Submitted January 18, 2008
Accepted January 18, 2009
CTLA-4 on alloreactive CD4 T cells interacts with recipient CD80/86 to promote tolerance
Josef Kurtz, Forum Raval, Casey Vallot, Jayden Der, and Megan Sykes*
Bone Marrow Transplantation Section, Transplantation Biology Research Center, Massachusetts General Hospital/Harvard Medical School, Boston, MA, United States
Department of Biology, Emmanuel College, Boston, MA, United States
* Corresponding author; email: megan.sykes{at}tbrc.mgh.harvard.edu.

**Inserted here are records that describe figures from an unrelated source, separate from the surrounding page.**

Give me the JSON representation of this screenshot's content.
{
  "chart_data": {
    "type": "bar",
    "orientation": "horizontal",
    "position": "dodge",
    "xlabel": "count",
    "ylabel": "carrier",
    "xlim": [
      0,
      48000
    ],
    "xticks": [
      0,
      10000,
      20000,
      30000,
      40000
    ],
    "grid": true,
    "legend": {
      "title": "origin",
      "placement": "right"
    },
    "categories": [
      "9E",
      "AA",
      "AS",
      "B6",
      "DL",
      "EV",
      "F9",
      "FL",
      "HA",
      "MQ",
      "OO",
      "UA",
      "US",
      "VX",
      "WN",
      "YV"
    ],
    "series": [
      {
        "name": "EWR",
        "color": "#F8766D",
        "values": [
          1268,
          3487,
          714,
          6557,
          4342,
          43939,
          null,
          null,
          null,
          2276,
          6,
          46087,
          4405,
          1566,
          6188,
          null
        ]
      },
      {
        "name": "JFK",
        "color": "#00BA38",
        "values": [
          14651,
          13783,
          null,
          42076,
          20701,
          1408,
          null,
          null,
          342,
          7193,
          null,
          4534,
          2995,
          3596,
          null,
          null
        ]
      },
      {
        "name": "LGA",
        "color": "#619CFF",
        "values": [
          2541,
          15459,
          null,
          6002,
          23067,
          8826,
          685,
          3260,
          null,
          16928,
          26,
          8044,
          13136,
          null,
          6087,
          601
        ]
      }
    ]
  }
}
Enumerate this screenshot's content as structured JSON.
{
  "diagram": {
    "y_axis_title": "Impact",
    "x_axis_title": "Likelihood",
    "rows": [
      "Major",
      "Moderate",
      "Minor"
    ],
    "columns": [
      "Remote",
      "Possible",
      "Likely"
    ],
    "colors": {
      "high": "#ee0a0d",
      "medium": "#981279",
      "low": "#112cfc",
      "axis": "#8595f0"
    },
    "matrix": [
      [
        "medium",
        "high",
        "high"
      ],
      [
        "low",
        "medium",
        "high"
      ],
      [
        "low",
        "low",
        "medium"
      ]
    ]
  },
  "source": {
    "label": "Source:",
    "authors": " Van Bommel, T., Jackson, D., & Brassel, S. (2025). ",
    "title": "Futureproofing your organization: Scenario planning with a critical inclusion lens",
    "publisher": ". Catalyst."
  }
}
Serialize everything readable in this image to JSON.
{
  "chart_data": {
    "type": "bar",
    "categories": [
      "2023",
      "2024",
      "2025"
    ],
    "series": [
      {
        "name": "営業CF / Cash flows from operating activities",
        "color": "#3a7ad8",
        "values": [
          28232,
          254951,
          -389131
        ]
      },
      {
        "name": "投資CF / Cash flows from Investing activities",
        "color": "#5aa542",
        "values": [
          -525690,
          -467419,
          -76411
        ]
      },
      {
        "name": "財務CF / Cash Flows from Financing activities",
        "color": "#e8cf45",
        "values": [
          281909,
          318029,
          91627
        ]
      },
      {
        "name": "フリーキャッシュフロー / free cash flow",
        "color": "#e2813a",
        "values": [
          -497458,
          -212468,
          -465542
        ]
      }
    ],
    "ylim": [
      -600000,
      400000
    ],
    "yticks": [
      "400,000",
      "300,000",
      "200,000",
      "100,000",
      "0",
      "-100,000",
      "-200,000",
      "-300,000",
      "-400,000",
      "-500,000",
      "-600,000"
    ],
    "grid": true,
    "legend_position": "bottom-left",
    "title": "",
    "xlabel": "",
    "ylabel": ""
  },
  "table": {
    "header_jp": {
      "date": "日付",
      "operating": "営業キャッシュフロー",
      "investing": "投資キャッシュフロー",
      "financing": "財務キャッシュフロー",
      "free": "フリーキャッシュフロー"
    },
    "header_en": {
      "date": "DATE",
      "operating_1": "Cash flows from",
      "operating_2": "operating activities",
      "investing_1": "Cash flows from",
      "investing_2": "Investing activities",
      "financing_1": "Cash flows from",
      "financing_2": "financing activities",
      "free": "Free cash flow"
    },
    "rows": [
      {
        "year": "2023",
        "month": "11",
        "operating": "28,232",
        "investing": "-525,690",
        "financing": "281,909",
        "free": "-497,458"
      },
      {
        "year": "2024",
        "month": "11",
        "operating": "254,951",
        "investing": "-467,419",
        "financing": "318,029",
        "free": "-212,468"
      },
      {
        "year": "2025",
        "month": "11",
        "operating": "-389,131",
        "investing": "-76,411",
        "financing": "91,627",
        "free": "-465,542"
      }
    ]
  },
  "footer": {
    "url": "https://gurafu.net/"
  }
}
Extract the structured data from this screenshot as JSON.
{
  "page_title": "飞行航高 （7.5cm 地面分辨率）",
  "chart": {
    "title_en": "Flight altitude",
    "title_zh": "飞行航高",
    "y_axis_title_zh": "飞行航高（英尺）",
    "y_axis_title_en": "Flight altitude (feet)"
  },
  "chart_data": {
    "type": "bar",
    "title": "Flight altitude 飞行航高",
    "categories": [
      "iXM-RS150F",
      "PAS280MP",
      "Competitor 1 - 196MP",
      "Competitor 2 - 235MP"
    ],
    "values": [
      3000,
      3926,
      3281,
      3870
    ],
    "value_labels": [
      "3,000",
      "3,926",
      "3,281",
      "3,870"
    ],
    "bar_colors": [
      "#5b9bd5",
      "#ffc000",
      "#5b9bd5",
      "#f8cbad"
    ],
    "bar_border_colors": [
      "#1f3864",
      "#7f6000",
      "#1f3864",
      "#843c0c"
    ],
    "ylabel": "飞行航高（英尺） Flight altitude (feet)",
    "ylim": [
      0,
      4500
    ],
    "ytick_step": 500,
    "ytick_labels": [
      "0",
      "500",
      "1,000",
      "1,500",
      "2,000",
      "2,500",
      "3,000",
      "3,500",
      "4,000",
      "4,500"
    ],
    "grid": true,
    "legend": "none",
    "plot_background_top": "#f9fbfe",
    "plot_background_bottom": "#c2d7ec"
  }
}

While the inhibitory receptor CTLA-4 (CD152) has been implicated in peripheral CD4 T cell tolerance, its mechanism of action remains poorly defined. We analyzed mechanisms of CD4 cell tolerance in a model of tolerance induction involving establishment of mixed hematopoietic chimerism in recipients of fully MHC-mismatched allogeneic bone marrow cells with anti-CD154 mAb. Animals lacking CD80 and CD86 failed to achieve chimerism. We detected no T cell-intrinsic requirement for CD28 for chimerism induction. However, a CD4 T cell-intrinsic signal through CTLA-4 was shown to be essential within the first 48 hours of exposure to alloantigen for the establishment of tolerance and mixed chimerism. This signal must be provided by a recipient CD80/86+ non-T cell population. Donor CD80/86 expression was insufficient to achieve tolerance. Together, our findings demonstrate a surprising role for interactions of CTLA-4 expressed by alloreactive peripheral CD4 T cells with CD80/86 on recipient APC in the induction of early tolerance, suggesting a 3-cell tolerance model involving directly alloreactive CD4 cells, donor antigen-expressing bone marrow cells and recipient antigen-presenting cells. This tolerance is independent of regulatory T cells and culminates in the deletion of directly alloreactive CD4 T cells.